Over the years I have seen many companies struggle with this definition. There were times, when I was younger and more energetic, that I thought that having to define what constituted a crisis was an essential part of establishing a working BC and Crisis Management capability.
In most cases it was really a lot of wasted effort, mostly it set the trigger points for a massive re-organization from the BAU management team to the ‘Crisis Management Team’.
Having been through a number of re-organisations in the workplace – I am convinced that this level of disruption and confusion is not what we should seek to create in response to being confronted by some type of bad event or crisis.
Recently I read some material that provides a more practical, and at times radical view of how we need to lead and manage in a crisis.
Did you ever think that those military-inspired approaches to Crisis Teams may not be the best idea?

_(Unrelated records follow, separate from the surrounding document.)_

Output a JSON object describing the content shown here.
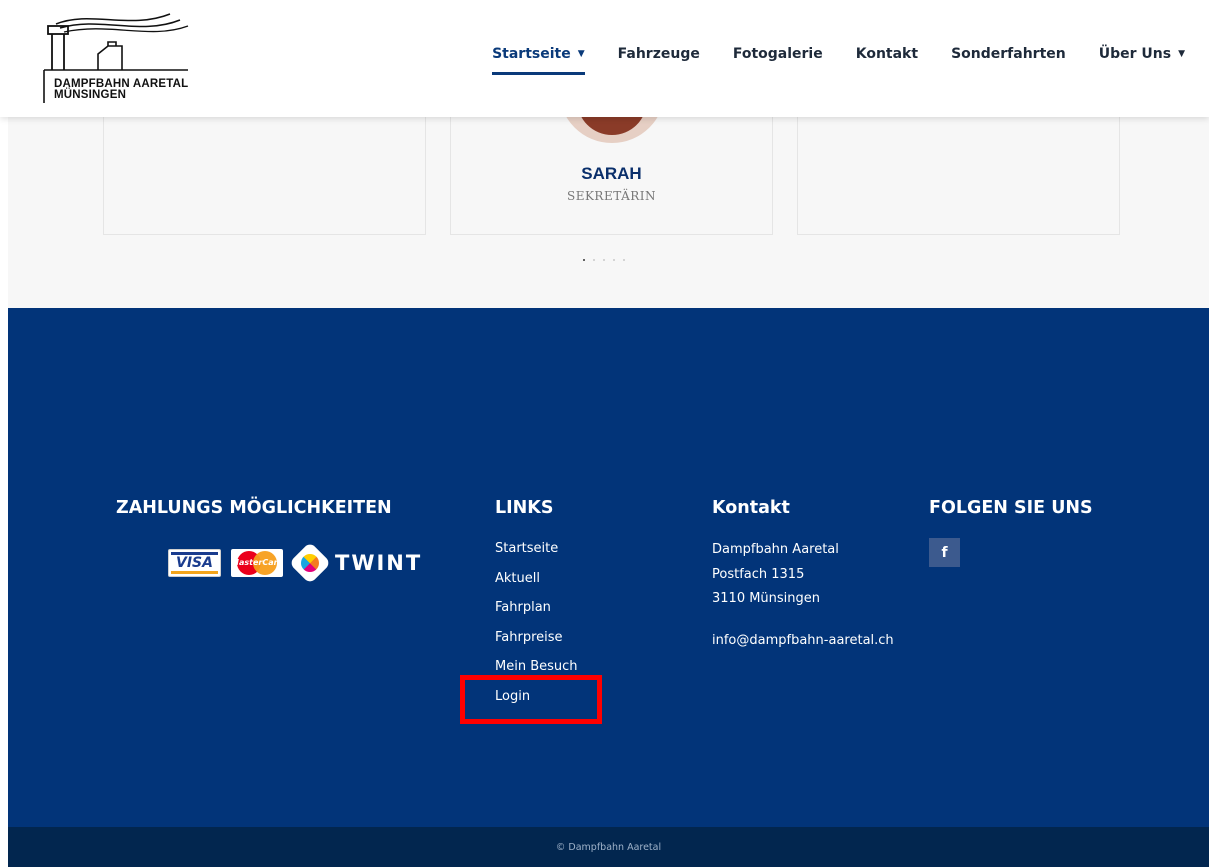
{
  "header": {
    "logo_line1": "DAMPFBAHN AARETAL",
    "logo_line2": "MÜNSINGEN",
    "nav": [
      {
        "label": "Startseite",
        "active": true,
        "dropdown": true
      },
      {
        "label": "Fahrzeuge",
        "active": false,
        "dropdown": false
      },
      {
        "label": "Fotogalerie",
        "active": false,
        "dropdown": false
      },
      {
        "label": "Kontakt",
        "active": false,
        "dropdown": false
      },
      {
        "label": "Sonderfahrten",
        "active": false,
        "dropdown": false
      },
      {
        "label": "Über Uns",
        "active": false,
        "dropdown": true
      }
    ]
  },
  "team": {
    "member": {
      "name": "SARAH",
      "role": "SEKRETÄRIN"
    },
    "carousel_dots": 5,
    "active_dot": 0
  },
  "footer": {
    "payments": {
      "title": "ZAHLUNGS MÖGLICHKEITEN",
      "visa": "VISA",
      "mastercard": "MasterCard",
      "twint": "TWINT"
    },
    "links": {
      "title": "LINKS",
      "items": [
        "Startseite",
        "Aktuell",
        "Fahrplan",
        "Fahrpreise",
        "Mein Besuch",
        "Login"
      ]
    },
    "contact": {
      "title": "Kontakt",
      "name": "Dampfbahn Aaretal",
      "po_box": "Postfach 1315",
      "city": "3110 Münsingen",
      "email": "info@dampfbahn-aaretal.ch"
    },
    "social": {
      "title": "FOLGEN SIE UNS",
      "facebook_glyph": "f"
    }
  },
  "copyright": "© Dampfbahn Aaretal",
  "colors": {
    "footer_bg": "#023479",
    "copyright_bg": "#02264f",
    "accent": "#0a3a7a",
    "highlight": "#ff0000"
  }
}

Then you should read some of the work of Edward Borodzicz. He is Professor of Risk and Crisis Management at Portsmouth Business School. Amongst other credits he presented at a BCI Workshop on Crisis Management (July 2010). Here is a link to his book : Risk, Crisis and Security Management
He offers an intersting insight into what may be a very important difference between an emergency and a crisis – two situations that we often see as interchangeable.
- Emergency
- is a structured situation that requires the rapid application of plans and procedures that have been pre-arranged.
- Crisis
- is an unstructured, or badly structured situation.

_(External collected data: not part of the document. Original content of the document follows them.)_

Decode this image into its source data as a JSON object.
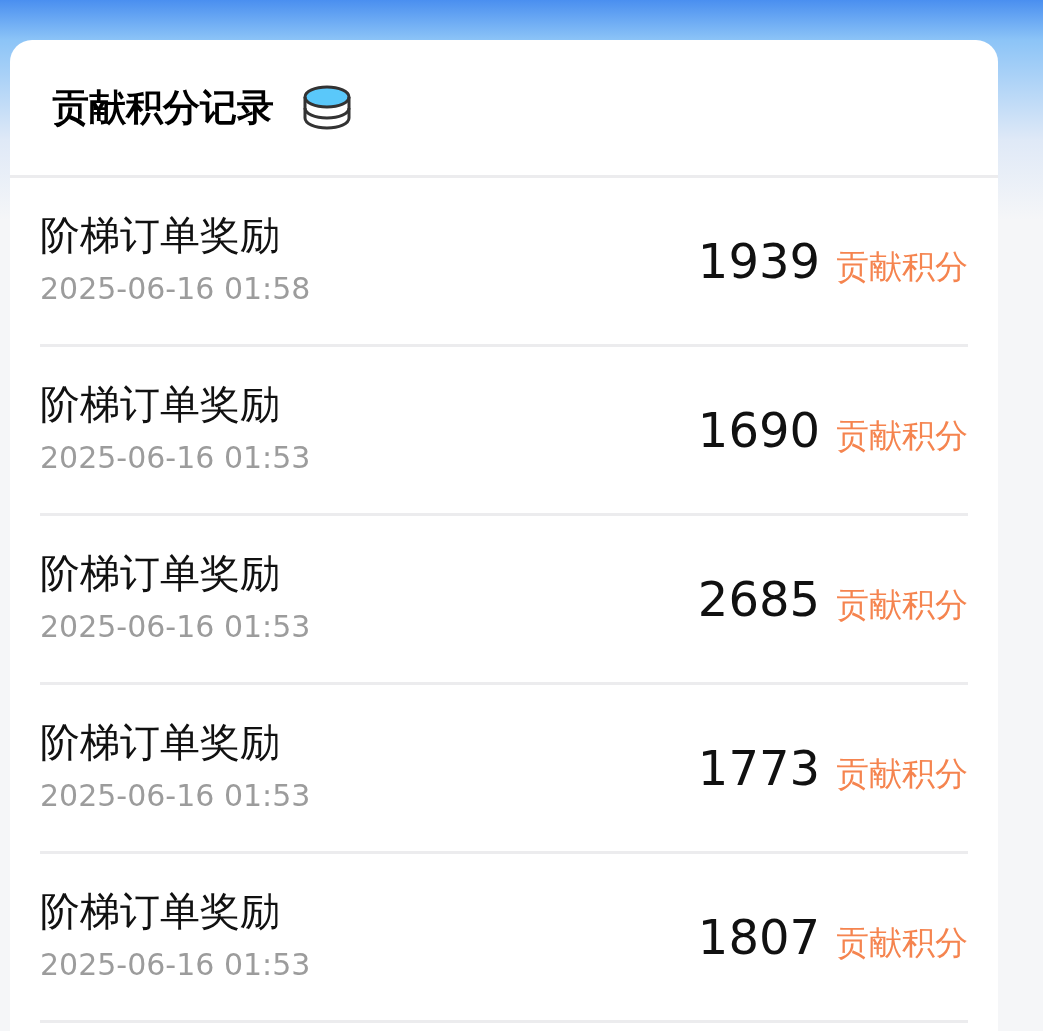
{
  "title": "贡献积分记录",
  "records": [
    {
      "name": "阶梯订单奖励",
      "time": "2025-06-16 01:58",
      "points": "1939",
      "unit": "贡献积分"
    },
    {
      "name": "阶梯订单奖励",
      "time": "2025-06-16 01:53",
      "points": "1690",
      "unit": "贡献积分"
    },
    {
      "name": "阶梯订单奖励",
      "time": "2025-06-16 01:53",
      "points": "2685",
      "unit": "贡献积分"
    },
    {
      "name": "阶梯订单奖励",
      "time": "2025-06-16 01:53",
      "points": "1773",
      "unit": "贡献积分"
    },
    {
      "name": "阶梯订单奖励",
      "time": "2025-06-16 01:53",
      "points": "1807",
      "unit": "贡献积分"
    }
  ]
}
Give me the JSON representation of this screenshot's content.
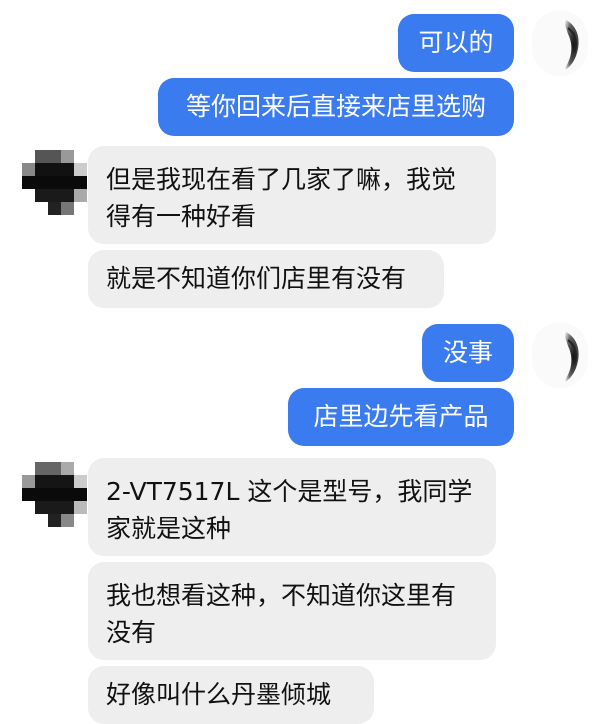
{
  "messages": [
    {
      "side": "out",
      "text": "可以的"
    },
    {
      "side": "out",
      "text": "等你回来后直接来店里选购"
    },
    {
      "side": "in",
      "text": "但是我现在看了几家了嘛，我觉\n得有一种好看"
    },
    {
      "side": "in",
      "text": "就是不知道你们店里有没有"
    },
    {
      "side": "out",
      "text": "没事"
    },
    {
      "side": "out",
      "text": "店里边先看产品"
    },
    {
      "side": "in",
      "text": "2-VT7517L 这个是型号，我同学\n家就是这种"
    },
    {
      "side": "in",
      "text": "我也想看这种，不知道你这里有\n没有"
    },
    {
      "side": "in",
      "text": "好像叫什么丹墨倾城"
    }
  ],
  "colors": {
    "outgoing_bubble": "#3a7bf0",
    "incoming_bubble": "#eeeeee",
    "background": "#ffffff"
  },
  "icons": {
    "self_avatar": "ink-wash-avatar-icon",
    "contact_avatar": "pixelated-avatar-icon"
  }
}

- it requires that we re-arrange our plans, procedures and resources
- Disaster
- if where the situation requires a response that overwhelms the capability of our resources
- when we have to ‘call for the cavalry’ to come and bail us out
He makes the observation that some crisis may start out as, or look like, an emergency. But to continue treating them as an emergency actually makes the situation worse.

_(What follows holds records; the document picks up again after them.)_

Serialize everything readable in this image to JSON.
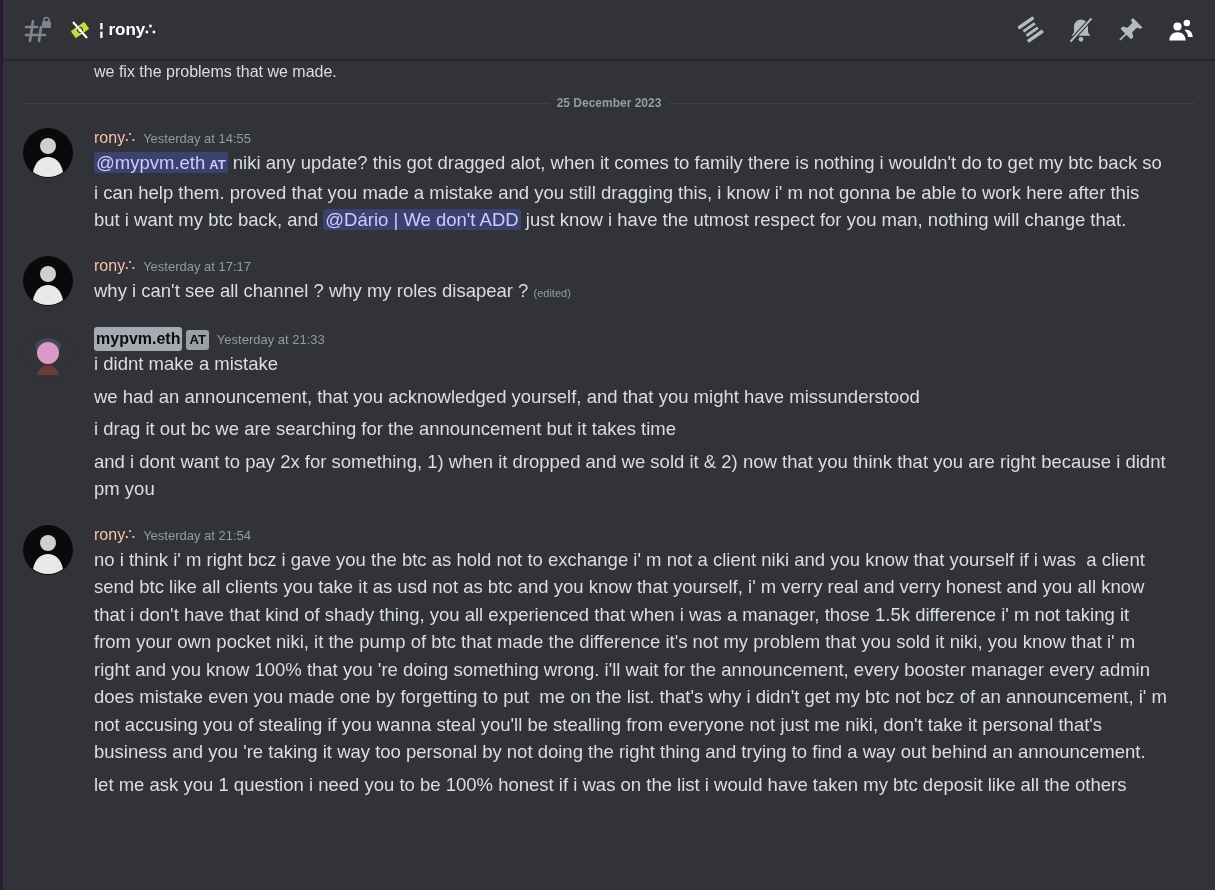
{
  "header": {
    "channel_name": "¦ rony∴"
  },
  "partial_line": "we fix the problems that we made.",
  "date_divider": "25 December 2023",
  "messages": [
    {
      "author": "rony∴",
      "kind": "dark",
      "timestamp": "Yesterday at 14:55",
      "paragraphs": [
        [
          {
            "kind": "mention",
            "text": "@mypvm.eth",
            "tag": "AT"
          },
          {
            "kind": "text",
            "text": " niki any update? this got dragged alot, when it comes to family there is nothing i wouldn't do to get my btc back so i can help them. proved that you made a mistake and you still dragging this, i know i' m not gonna be able to work here after this but i want my btc back, and "
          },
          {
            "kind": "mention",
            "text": "@Dário | We don't ADD"
          },
          {
            "kind": "text",
            "text": " just know i have the utmost respect for you man, nothing will change that."
          }
        ]
      ]
    },
    {
      "author": "rony∴",
      "kind": "dark",
      "timestamp": "Yesterday at 17:17",
      "paragraphs": [
        [
          {
            "kind": "text",
            "text": "why i can't see all channel ? why my roles disapear ? "
          },
          {
            "kind": "edited",
            "text": "(edited)"
          }
        ]
      ]
    },
    {
      "author": "mypvm.eth",
      "tag": "AT",
      "kind": "light",
      "timestamp": "Yesterday at 21:33",
      "paragraphs": [
        [
          {
            "kind": "text",
            "text": "i didnt make a mistake"
          }
        ],
        [
          {
            "kind": "text",
            "text": "we had an announcement, that you acknowledged yourself, and that you might have missunderstood"
          }
        ],
        [
          {
            "kind": "text",
            "text": "i drag it out bc we are searching for the announcement but it takes time"
          }
        ],
        [
          {
            "kind": "text",
            "text": "and i dont want to pay 2x for something, 1) when it dropped and we sold it & 2) now that you think that you are right because i didnt pm you"
          }
        ]
      ]
    },
    {
      "author": "rony∴",
      "kind": "dark",
      "timestamp": "Yesterday at 21:54",
      "paragraphs": [
        [
          {
            "kind": "text",
            "text": "no i think i' m right bcz i gave you the btc as hold not to exchange i' m not a client niki and you know that yourself if i was  a client send btc like all clients you take it as usd not as btc and you know that yourself, i' m verry real and verry honest and you all know that i don't have that kind of shady thing, you all experienced that when i was a manager, those 1.5k difference i' m not taking it from your own pocket niki, it the pump of btc that made the difference it's not my problem that you sold it niki, you know that i' m right and you know 100% that you 're doing something wrong. i'll wait for the announcement, every booster manager every admin does mistake even you made one by forgetting to put  me on the list. that's why i didn't get my btc not bcz of an announcement, i' m not accusing you of stealing if you wanna steal you'll be stealling from everyone not just me niki, don't take it personal that's business and you 're taking it way too personal by not doing the right thing and trying to find a way out behind an announcement."
          }
        ],
        [
          {
            "kind": "text",
            "text": "let me ask you 1 question i need you to be 100% honest if i was on the list i would have taken my btc deposit like all the others"
          }
        ]
      ]
    }
  ]
}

An emergency is where you follow the rules, a crisis requires leaders and possibly rule breakers.
Borodzicz is promoting the need for flexibility as a key ingredient for a Crisis Management Team. This will mean, for many companies, taking a different approach to the training of the Crisis Team. Developing a generic approach and flexible response will put a greater focus on a good mix of leadership to respond to the crisis.
More simulations exercises and role-play in different situations – even events that we have not “planned for”. Less of the plan-walkthrough and similar type of exercises.
As somebody who has spent many years designing and delivering these type of Executive Crisis exercises I look forward to a new and expanding market.
This also fits very nicely with the concept of resilience and the need to develop an ‘adaptive capacity’.
Essentially resilience is more about your attitude than a structured system, don’t you think?
James Donnelly says
I agree with breaking the 101-level rules in managing many crises. This is why I more strongly favor crisis management leaders/teams over crisis management plans: http://www.jamesjdonnelly.com/2010/05/go-team/
I also agree this requires different types of training and testing beyond plan compliance. (And it must be noted that simulations are NOT trainings…they are tests to uncover gaps.) Here’s another blog post where I outline different types of trainings: http://www.jamesjdonnelly.com/2010/01/crisis-management-training-choose-wisely/
I hope these links help.
Ken Simpson says
Thanks for the comment, and the links James – will go and check those out. Your point about simulation as a means to discover gaps rather than as training is interesting. I agree that they are great for that purpose, but have also found them very useful for training. Not as a means to teach skills per se, but as a means to practice skills and understand team dynamics. Debrief and follow up are important aspects to support this.